[This post was originally published on The Secular Outpost on October 30, 2011. It was republished here on November 9, 2021 with the date manually adjusted to reflect its original publication date.]
I'm going to quote, without commentary, what the Pope had to say on Thursday about atheism.
If one basic type of violence today is religiously motivated and thus confronts religions with the question as to their true nature and obliges all of us to undergo purification, a second complex type of violence is motivated in precisely the opposite way: as a result of God’s absence, his denial and the loss of humanity which goes hand in hand with it. The enemies of religion – as we said earlier – see in religion one of the principal sources of violence in the history of humanity and thus they demand that it disappear. But the denial of God has led to much cruelty and to a degree of violence that knows no bounds, which only becomes possible when man no longer recognizes any criterion or any judge above himself, now having only himself to take as a criterion. The horrors of the concentration camps reveal with utter clarity the consequences of God’s absence.

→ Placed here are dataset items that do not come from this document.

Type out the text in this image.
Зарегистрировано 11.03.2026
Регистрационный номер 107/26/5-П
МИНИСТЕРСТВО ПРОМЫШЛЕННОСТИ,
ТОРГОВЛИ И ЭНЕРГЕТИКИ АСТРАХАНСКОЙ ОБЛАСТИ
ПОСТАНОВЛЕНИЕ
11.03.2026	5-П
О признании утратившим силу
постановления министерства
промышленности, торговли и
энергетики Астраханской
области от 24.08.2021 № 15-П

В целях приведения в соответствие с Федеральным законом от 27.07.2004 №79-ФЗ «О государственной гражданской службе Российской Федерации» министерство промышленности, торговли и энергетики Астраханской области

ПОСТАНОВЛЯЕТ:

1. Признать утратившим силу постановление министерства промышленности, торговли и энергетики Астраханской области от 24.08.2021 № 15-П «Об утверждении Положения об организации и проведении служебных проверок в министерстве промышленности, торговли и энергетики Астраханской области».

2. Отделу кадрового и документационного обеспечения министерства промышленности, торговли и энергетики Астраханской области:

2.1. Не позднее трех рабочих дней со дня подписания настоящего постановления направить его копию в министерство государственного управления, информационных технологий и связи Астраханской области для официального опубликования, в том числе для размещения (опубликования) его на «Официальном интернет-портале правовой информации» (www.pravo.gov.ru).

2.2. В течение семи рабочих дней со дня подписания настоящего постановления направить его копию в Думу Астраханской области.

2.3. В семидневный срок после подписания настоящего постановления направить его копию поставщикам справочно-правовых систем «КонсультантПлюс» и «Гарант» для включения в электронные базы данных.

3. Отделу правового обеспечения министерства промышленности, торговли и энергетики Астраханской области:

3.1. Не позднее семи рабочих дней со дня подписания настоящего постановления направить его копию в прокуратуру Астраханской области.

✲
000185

The absence of God leads to the decline of man and of humanity. But where is God? Do we know him, and can we show him anew to humanity, in order to build true peace? Let us first briefly summarize our considerations thus far. I said that there is a way of understanding and using religion so that it becomes a source of violence, while the rightly lived relationship of man to God is a force for peace. In this context I referred to the need for dialogue and I spoke of the constant need for purification of lived religion. On the other hand I said that the denial of God corrupts man, robs him of his criteria and leads him to violence.